Hay textos que el alma y las manos se resisten a escribir, y éste es uno de ellos en que el dolor se abate sobre el corazón. Y lo estoy haciendo sin sobreponerme aún a la sorpresa, aunque el tiempo se le iba y sabía que la noticia no sería ya una novedad.

Cada semana, cuando hablaba con Juan Ramón, apuraba la conversación, porque me entristecía la posibilidad de que pudiera ser la última. Su salud había llegado al límite de las fuerzas, aunque la voz y la cabeza mostraran el vigor y la claridad que habían dirigido nuestros primeros pasos en el periodismo, especialmente importantes para el resto de nuestra vida, no solamente profesional. Pese a todo ello, en nuestra última conversación no pensé que su final pudiera estar tan próximo, tal vez porque deseaba que no fuera así y apartaba esa posibilidad de la cabeza como un mal pensamiento. Le recordé durante la charla que precisamente en este mes de febrero se cumplían los cincuenta años, ¡medio siglo!, del día en que Graciano García y yo llegamos a las puertas de LA Nueva España para que nos dieran una oportunidad porque queríamos ser periodistas. Le recordé, una vez más, que Paco Arias de Velasco, él y Luis Alberto Cepeda habían sido nuestros valedores para que se abrieran las puertas del periódico, imposible para los jóvenes, como nos habían dicho cuantos conocían nuestras intenciones. Y para despedirme le dije, como siempre le decía, que se cuidara porque su presencia nos seguía haciendo falta a quienes en aquellos primeros años sesenta coincidimos en la redacción, Evaristo Arce, Vélez, Rubén Suárez y Diego Carcedo, Graciano y yo, la generación del cambio que, bajo su tutela, con su magisterio, dimos nuestros primeros pasos y contribuimos a la transformación del periódico.
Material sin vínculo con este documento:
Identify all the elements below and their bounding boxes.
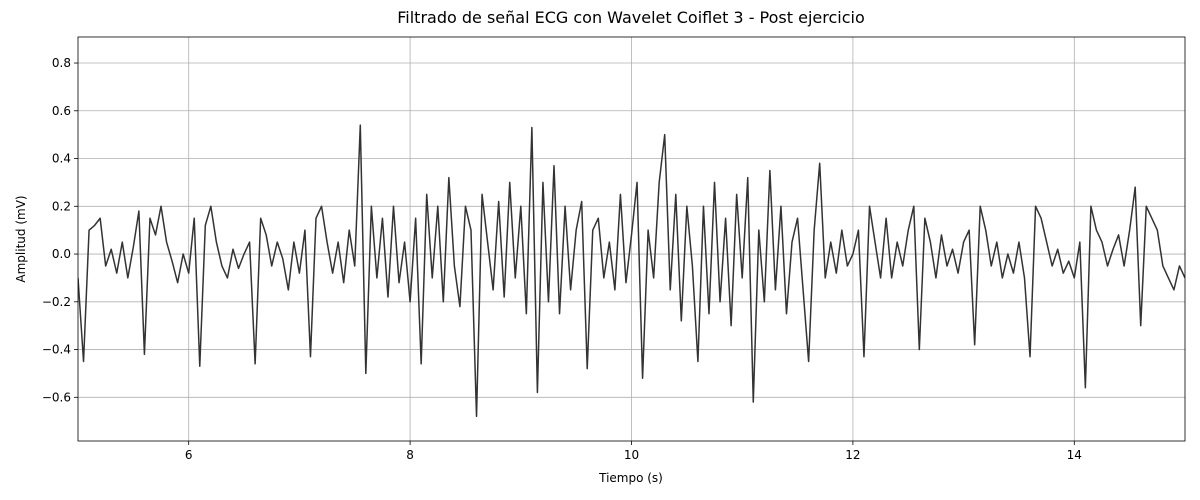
x-tick-label: 12 [845, 448, 860, 462]
y-axis-label: Amplitud (mV) [14, 195, 28, 282]
y-tick-label: −0.6 [42, 390, 71, 404]
grid [78, 37, 1185, 441]
x-tick-label: 10 [624, 448, 639, 462]
signal-line [78, 124, 1185, 418]
plot-area [78, 124, 1185, 418]
y-tick-label: 0.2 [52, 199, 71, 213]
y-tick-label: 0.4 [52, 152, 71, 166]
x-tick-label: 8 [406, 448, 414, 462]
x-tick-label: 14 [1067, 448, 1082, 462]
y-tick-label: 0.6 [52, 104, 71, 118]
y-tick-label: 0.8 [52, 56, 71, 70]
y-tick-label: 0.0 [52, 247, 71, 261]
y-tick-label: −0.2 [42, 295, 71, 309]
chart-title: Filtrado de señal ECG con Wavelet Coifle… [397, 8, 865, 27]
y-tick-label: −0.4 [42, 343, 71, 357]
x-axis-label: Tiempo (s) [598, 471, 663, 485]
axes: 6 8 10 12 14 −0.6 −0.4 −0.2 0.0 0.2 0.4 0.6 0.8 [42, 56, 1082, 462]
x-tick-label: 6 [185, 448, 193, 462]
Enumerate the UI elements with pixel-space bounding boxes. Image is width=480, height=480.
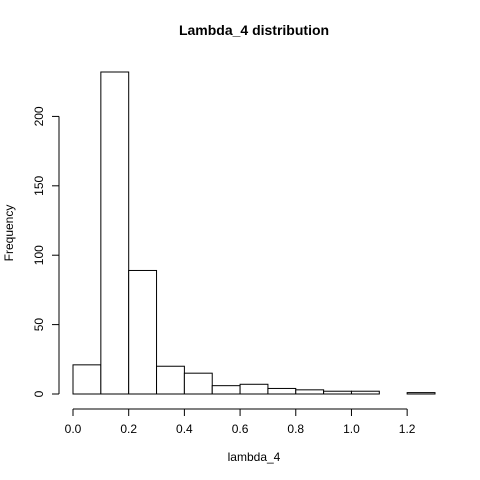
histogram-bar — [239, 383, 269, 395]
bars-group — [72, 71, 436, 395]
histogram-bar — [72, 364, 102, 395]
histogram-bar — [323, 390, 352, 395]
x-tick-label: 0.2 — [120, 422, 137, 436]
x-axis: 0.0 0.2 0.4 0.6 0.8 1.0 1.2 — [65, 408, 416, 436]
histogram-bar — [100, 71, 130, 395]
x-tick-label: 1.0 — [343, 422, 360, 436]
x-axis-label: lambda_4 — [228, 450, 281, 464]
y-tick-label: 50 — [32, 318, 46, 332]
chart-title: Lambda_4 distribution — [179, 22, 329, 38]
y-tick-label: 0 — [32, 390, 46, 397]
y-axis-label: Frequency — [2, 205, 16, 262]
x-tick-label: 0.8 — [287, 422, 304, 436]
histogram-bar — [128, 269, 158, 395]
histogram-bar — [183, 372, 213, 395]
histogram-bar — [156, 365, 185, 395]
x-tick-label: 1.2 — [399, 422, 416, 436]
y-tick-label: 150 — [32, 175, 46, 195]
y-tick-label: 100 — [32, 245, 46, 265]
histogram-bar — [406, 392, 436, 395]
histogram-bar — [211, 385, 241, 395]
y-tick-label: 200 — [32, 106, 46, 126]
x-tick-label: 0.4 — [176, 422, 193, 436]
y-axis: 0 50 100 150 200 — [32, 106, 60, 397]
histogram-bar — [267, 387, 297, 395]
histogram-bar — [295, 389, 325, 395]
x-tick-label: 0.6 — [232, 422, 249, 436]
histogram-bar — [350, 390, 380, 395]
x-tick-label: 0.0 — [65, 422, 82, 436]
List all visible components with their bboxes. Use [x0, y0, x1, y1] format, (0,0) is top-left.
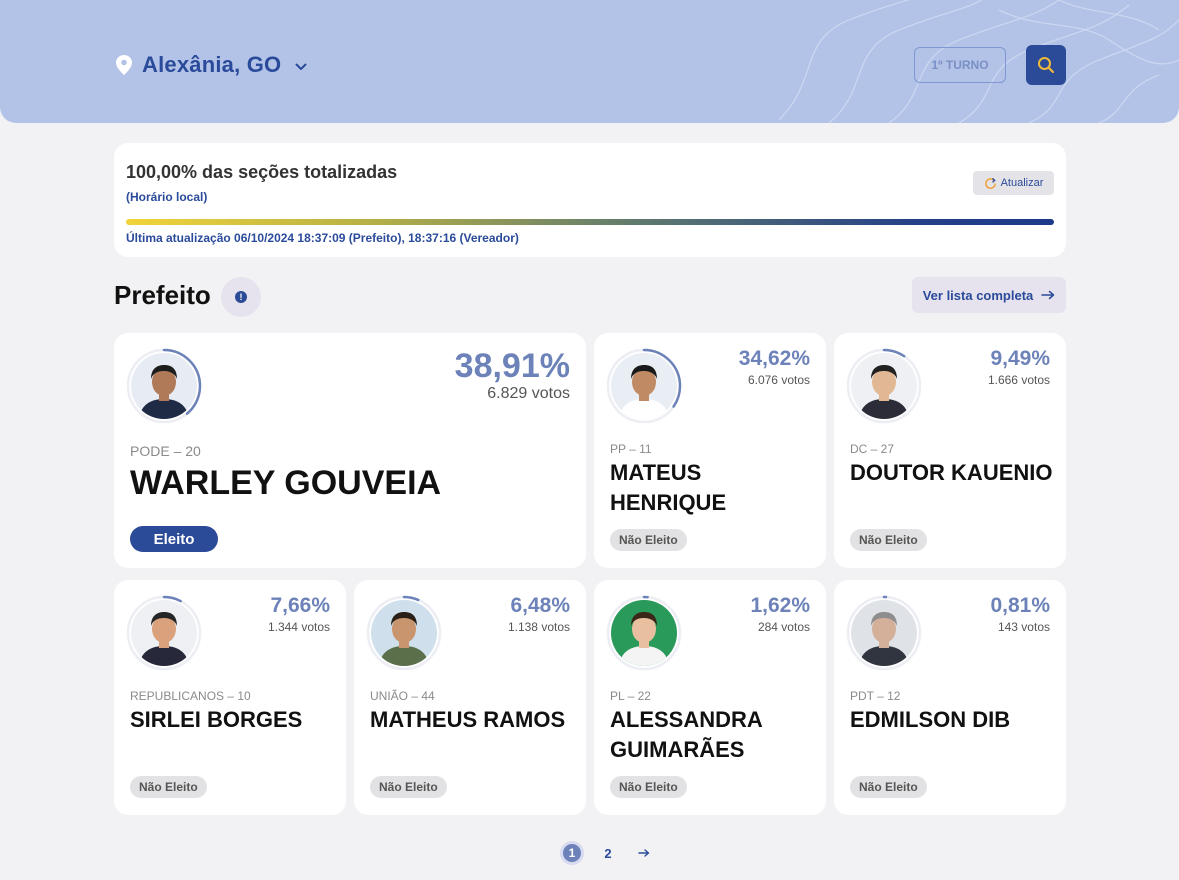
party-number: PP – 11: [610, 442, 652, 456]
not-elected-badge: Não Eleito: [370, 776, 447, 798]
candidate-card[interactable]: 1,62% 284 votos PL – 22 ALESSANDRA GUIMARÃE…: [594, 580, 826, 815]
vote-share-ring: [366, 595, 442, 671]
not-elected-badge: Não Eleito: [130, 776, 207, 798]
candidate-avatar: [846, 348, 922, 424]
candidate-photo: [851, 353, 917, 419]
vote-percent: 34,62%: [738, 347, 810, 370]
page-2-button[interactable]: 2: [604, 845, 612, 861]
candidate-name: MATHEUS RAMOS: [370, 707, 566, 732]
candidate-avatar: [126, 348, 202, 424]
full-list-label: Ver lista completa: [922, 287, 1034, 303]
section-title: Prefeito: [114, 280, 211, 310]
arrow-right-icon: [1041, 290, 1055, 300]
vote-percent: 7,66%: [270, 594, 330, 617]
page-1-button[interactable]: 1: [560, 841, 584, 865]
vote-share-ring: [126, 595, 202, 671]
candidate-avatar: [606, 595, 682, 671]
turno-button[interactable]: 1º TURNO: [914, 47, 1006, 83]
local-time-note: (Horário local): [126, 190, 208, 204]
candidate-card[interactable]: 6,48% 1.138 votos UNIÃO – 44 MATHEUS RAMOS N…: [354, 580, 586, 815]
candidate-name: ALESSANDRA GUIMARÃES: [610, 707, 762, 762]
candidate-card[interactable]: 0,81% 143 votos PDT – 12 EDMILSON DIB Não El…: [834, 580, 1066, 815]
party-number: DC – 27: [850, 442, 895, 456]
vote-share-ring: [846, 595, 922, 671]
vote-percent: 1,62%: [750, 594, 810, 617]
party-number: PL – 22: [610, 689, 651, 703]
candidate-name: WARLEY GOUVEIA: [130, 464, 442, 502]
candidate-photo: [851, 600, 917, 666]
header-bar: Alexânia, GO 1º TURNO: [0, 0, 1179, 123]
party-number: PODE – 20: [130, 443, 201, 459]
candidate-card[interactable]: 9,49% 1.666 votos DC – 27 DOUTOR KAUENIO Não…: [834, 333, 1066, 568]
candidate-avatar: [126, 595, 202, 671]
party-number: UNIÃO – 44: [370, 689, 435, 703]
candidate-photo: [371, 600, 437, 666]
candidate-card[interactable]: 7,66% 1.344 votos REPUBLICANOS – 10 SIRLEI …: [114, 580, 346, 815]
candidate-photo: [611, 353, 677, 419]
search-icon: [1038, 57, 1055, 74]
vote-count: 6.076 votos: [747, 373, 810, 387]
not-elected-badge: Não Eleito: [610, 776, 687, 798]
page-1-label: 1: [563, 844, 581, 862]
vote-percent: 0,81%: [990, 594, 1050, 617]
vote-share-ring: [606, 595, 682, 671]
vote-count: 1.666 votos: [987, 373, 1050, 387]
search-button[interactable]: [1026, 45, 1066, 85]
refresh-icon: [984, 177, 996, 189]
candidate-photo: [131, 600, 197, 666]
info-button[interactable]: !: [221, 277, 261, 317]
full-list-button[interactable]: Ver lista completa: [912, 277, 1066, 313]
city-name: Alexânia, GO: [142, 52, 282, 77]
vote-count: 143 votos: [997, 620, 1050, 634]
map-pin-icon: [116, 55, 132, 75]
candidate-avatar: [606, 348, 682, 424]
elected-badge: Eleito: [130, 526, 218, 552]
info-icon: !: [235, 291, 247, 303]
candidate-name: SIRLEI BORGES: [130, 707, 303, 732]
candidate-name: EDMILSON DIB: [850, 707, 1011, 732]
next-page-button[interactable]: [632, 841, 656, 865]
refresh-button[interactable]: Atualizar: [973, 171, 1054, 195]
arrow-right-icon: [638, 849, 650, 857]
vote-count: 1.344 votos: [267, 620, 330, 634]
last-update-text: Última atualização 06/10/2024 18:37:09 (…: [126, 231, 519, 245]
vote-count: 6.829 votos: [487, 385, 570, 402]
vote-count: 284 votos: [757, 620, 810, 634]
vote-share-ring: [606, 348, 682, 424]
totalization-progress-bar: [126, 219, 1054, 225]
vote-count: 1.138 votos: [507, 620, 570, 634]
pagination: 1 2: [560, 841, 656, 865]
not-elected-badge: Não Eleito: [610, 529, 687, 551]
candidate-card[interactable]: 38,91% 6.829 votos PODE – 20 WARLEY GOUVEIA…: [114, 333, 586, 568]
vote-percent: 6,48%: [510, 594, 570, 617]
vote-percent: 9,49%: [990, 347, 1050, 370]
candidate-avatar: [846, 595, 922, 671]
totalization-progress-fill: [126, 219, 1054, 225]
candidate-avatar: [366, 595, 442, 671]
not-elected-badge: Não Eleito: [850, 529, 927, 551]
candidate-name: DOUTOR KAUENIO: [850, 460, 1053, 485]
vote-percent: 38,91%: [454, 347, 570, 385]
not-elected-badge: Não Eleito: [850, 776, 927, 798]
party-number: PDT – 12: [850, 689, 901, 703]
candidate-photo: [611, 600, 677, 666]
candidate-name: MATEUS HENRIQUE: [610, 460, 727, 515]
totalization-title: 100,00% das seções totalizadas: [126, 162, 398, 182]
candidate-photo: [131, 353, 197, 419]
city-selector[interactable]: Alexânia, GO: [116, 52, 307, 78]
vote-share-ring: [846, 348, 922, 424]
vote-share-ring: [126, 348, 202, 424]
party-number: REPUBLICANOS – 10: [130, 689, 251, 703]
refresh-label: Atualizar: [1000, 177, 1044, 189]
candidate-card[interactable]: 34,62% 6.076 votos PP – 11 MATEUS HENRIQUE N…: [594, 333, 826, 568]
totalization-status-card: 100,00% das seções totalizadas (Horário …: [114, 143, 1066, 257]
chevron-down-icon: [295, 63, 307, 70]
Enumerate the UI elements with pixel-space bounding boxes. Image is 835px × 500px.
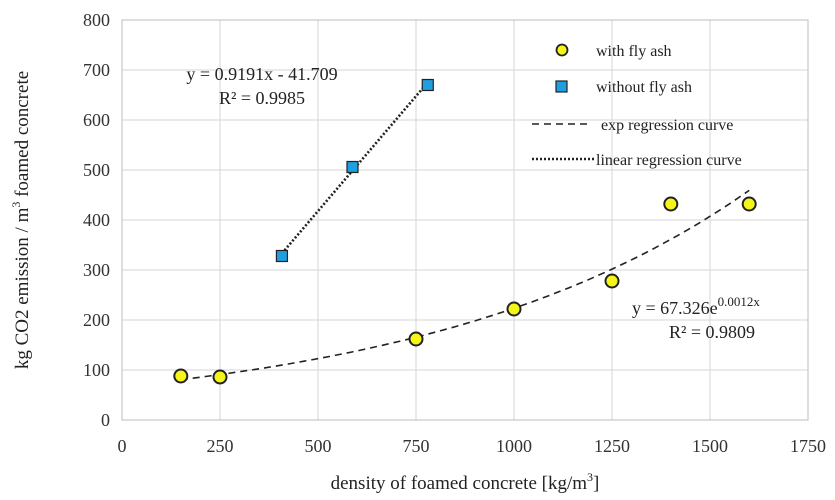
x-tick-labels: 0 250 500 750 1000 1250 1500 1750 [118,436,827,456]
point-with-fly-ash-0 [173,368,189,384]
y-tick-label-2: 200 [83,310,110,330]
x-axis-title-end: ] [593,473,599,494]
point-with-fly-ash-4 [604,273,620,289]
point-without-fly-ash-0 [275,249,289,263]
linear-equation-label: y = 0.9191x - 41.709 [186,64,337,84]
linear-r2-label: R² = 0.9985 [219,88,305,108]
y-tick-label-4: 400 [83,210,110,230]
y-axis-title-text: kg CO2 emission / m [12,207,33,369]
plot-area-frame [121,19,809,421]
exp-equation-label: y = 67.326e0.0012x [632,294,760,318]
y-axis-title-sup: 3 [9,202,23,208]
x-tick-label-6: 1500 [692,436,728,456]
exp-equation-exponent: 0.0012x [718,294,761,309]
x-tick-label-7: 1750 [790,436,826,456]
data-points [173,78,757,385]
point-without-fly-ash-2 [421,78,434,92]
legend-label-exp: exp regression curve [601,117,733,134]
y-tick-label-3: 300 [83,260,110,280]
legend: with fly ash without fly ash exp regress… [532,43,742,169]
y-tick-labels: 0 100 200 300 400 500 600 700 800 [83,10,110,430]
exp-regression-curve [180,189,750,381]
y-tick-label-1: 100 [83,360,110,380]
x-axis-title-sup: 3 [587,470,593,484]
x-tick-label-5: 1250 [594,436,630,456]
grid-lines [121,19,809,421]
y-tick-label-0: 0 [101,410,110,430]
legend-label-linear: linear regression curve [596,152,742,169]
point-with-fly-ash-3 [506,301,522,317]
legend-label-with-fly-ash: with fly ash [596,43,672,60]
y-tick-label-7: 700 [83,60,110,80]
exp-equation-base: y = 67.326e [632,298,718,318]
point-with-fly-ash-2 [408,331,424,347]
x-axis-title-text: density of foamed concrete [kg/m [331,473,588,494]
legend-marker-without-fly-ash [555,80,568,93]
exp-r2-label: R² = 0.9809 [669,322,755,342]
y-axis-title-end: foamed concrete [12,71,33,202]
y-tick-label-8: 800 [83,10,110,30]
point-with-fly-ash-5 [663,196,679,212]
legend-label-without-fly-ash: without fly ash [596,79,692,96]
x-tick-label-1: 250 [207,436,234,456]
x-axis-title: density of foamed concrete [kg/m3] [331,470,600,494]
y-axis-title: kg CO2 emission / m3 foamed concrete [9,71,33,369]
point-with-fly-ash-1 [212,369,228,385]
point-with-fly-ash-6 [741,196,757,212]
y-tick-label-6: 600 [83,110,110,130]
point-without-fly-ash-1 [346,160,359,174]
legend-marker-with-fly-ash [555,43,569,57]
y-tick-label-5: 500 [83,160,110,180]
x-tick-label-0: 0 [118,436,127,456]
x-tick-label-3: 750 [403,436,430,456]
x-tick-label-4: 1000 [496,436,532,456]
x-tick-label-2: 500 [305,436,332,456]
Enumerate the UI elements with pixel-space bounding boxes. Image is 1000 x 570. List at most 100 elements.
De su tolerancia aprendimos a ser tolerantes, de su rigor intentamos ser rigurosos, de su generosidad nos esforzamos por ser generosos, de su amplia cultura procuramos no dejar que nada cayera en baldío y de su magisterio aprovechamos cuanto pudiera servirnos para cimentar nuestro futuro. Pero, tal vez, sobre todas estas enseñanzas, que fueron un sólido cimiento, la que de más valor nos quedará como recuerdo será su humanidad, el trato exquisito con todos, incluso cuando por nuestra torpeza los rendimientos de nuestro esfuerzo no alcanzaban sus exigencias, requisito para nuestro aprendizaje.

Juan Ramón era el último vínculo con nuestros inicios profesionales, con aquel trajín de cada día, con el afán por superar nuestras limitaciones iniciales para encontrar sus palabras de aliento, incluso en el reproche, y a él recurrimos siempre en busca de consejo, porque nunca dejamos de ser para él aquel grupo de jóvenes en quienes puso el caudal de sus conocimientos, tan generosamente derramados, para conseguir que nuestras aspiraciones, en lo posible, se cumplieran. Y él nunca dejó de ser para nosotros el maestro. Queríamos a Juan Ramón y él nos quería, porque siempre le agradecimos que echara el resto para conseguir algo de nosotros. Y se lo repetíamos y cada vez se emocionaba. Y pienso que no defraudamos, cada cual por su camino, tan porfiado y generoso esfuerzo.

Puede que, como una premonición, en esa última conversación de hace una semana, Juan Ramón me habló de la esperanza de la fe, que en su tiempo final reconfortaba su alma y lo ponía en disposición para este último viaje. Tendríamos que decirle una vez más que no lo olvidaremos y que siempre nos faltará tiempo para expresarle nuestro agradecimiento.